The operator-state correspondence in CFT gives a 1-1 mapping between operators $\phi(z,\bar{z})$ and states $|\phi\rangle$, $$ |\phi\rangle=\lim_{z,\bar{z}\mapsto 0} \phi(z,\bar{z}) |0\rangle $$ where $|0\rangle$ is the $SL(2,\mathbb{Z})$ invariant vacuum.
Why can't we have a similar operator-state correspondence in non-CFT QFTs? Can't we just map operators to states by acting with the operator on the vacuum state?
The operator-state correspondence says that all states in the theory can be created by operators which act locally in a small neighborhood of the origin. That is to say that the entire Hilbert space of a CFT can be thought of as living at a single point. The key here is that for CFTs we have radial quantization, and states evolve radially outwards unitarily from the origin. This corresponds to the limit $z, \bar z \rightarrow 0$.

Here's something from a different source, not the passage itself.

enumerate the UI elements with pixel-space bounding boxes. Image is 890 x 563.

If you wanted to do the same for an ordinary QFT, the analagous thing would be associating a Heisenberg picture operator $\Phi$ with the state $\displaystyle \lim_{t \rightarrow -\infty} \Phi(t) | 0 \rangle$. The biggest problem here is that now one can't think of these as local operators acting at a single point if you want to get the full Hilbert space of the theory. Obviously one always has a map from operators to states just by acting the operators on the vacuum as above, but only for CFTs does the map go the other way that every state corresponds uniquely to a single local operator.
A small enhancement to the answer above, also meant as a answer to the comment of @LoganM. In general you can do the same steps, you can do the coordinate transformation to $z,\bar{z}$, and then look at the limit z to 0. This seems to give only one point, hence a local operator but if we look at the metric under this coordinate transformation we see that the metric diverges here. Even though the circle shrinks to a point when taking $z\bar{z} \rightarrow 0$, the metric diverges simultaneously.
This is analogous to the case in Penrose Diagramms. Even though diagrammatically all points in space seems to converge to one event at $t\rightarrow \infty $, the distance between each spatial point in the diagram diverges, while the points become infinitive narrow. What really happens to all points in space is, that their separation stays about the same also at the limit $t\rightarrow \infty $.
In general you can bring an event that was infinite far away (i.e. $t\rightarrow \infty $) to a finite distance (i.e. $z \rightarrow 0$), but you will encounter a singularity in the metric then (that is what we do in Penrose diagrams). This gives then an easy way to find the operator from the state, because we time evolved a finite distance in time which is obviously invertible. This operator sits only at z=0 but as argued this does not imply that the operator is local.
The relevant aspect of the CFT is therefore, that we can render the metric finite even though you are looking at $t\rightarrow \infty $ where it should explode otherwise.
The transformation that is allowed because we are dealing with a CFT brings all the points at $t\rightarrow \infty $ to the same event. Before this transformation the point z=0 only looks like a point because we hide the real extent of it in the singular metric. Now it is indeed a point and the operator at z=0. Hence, we can conclude that the operator is local from the fact that it sits only at z=0.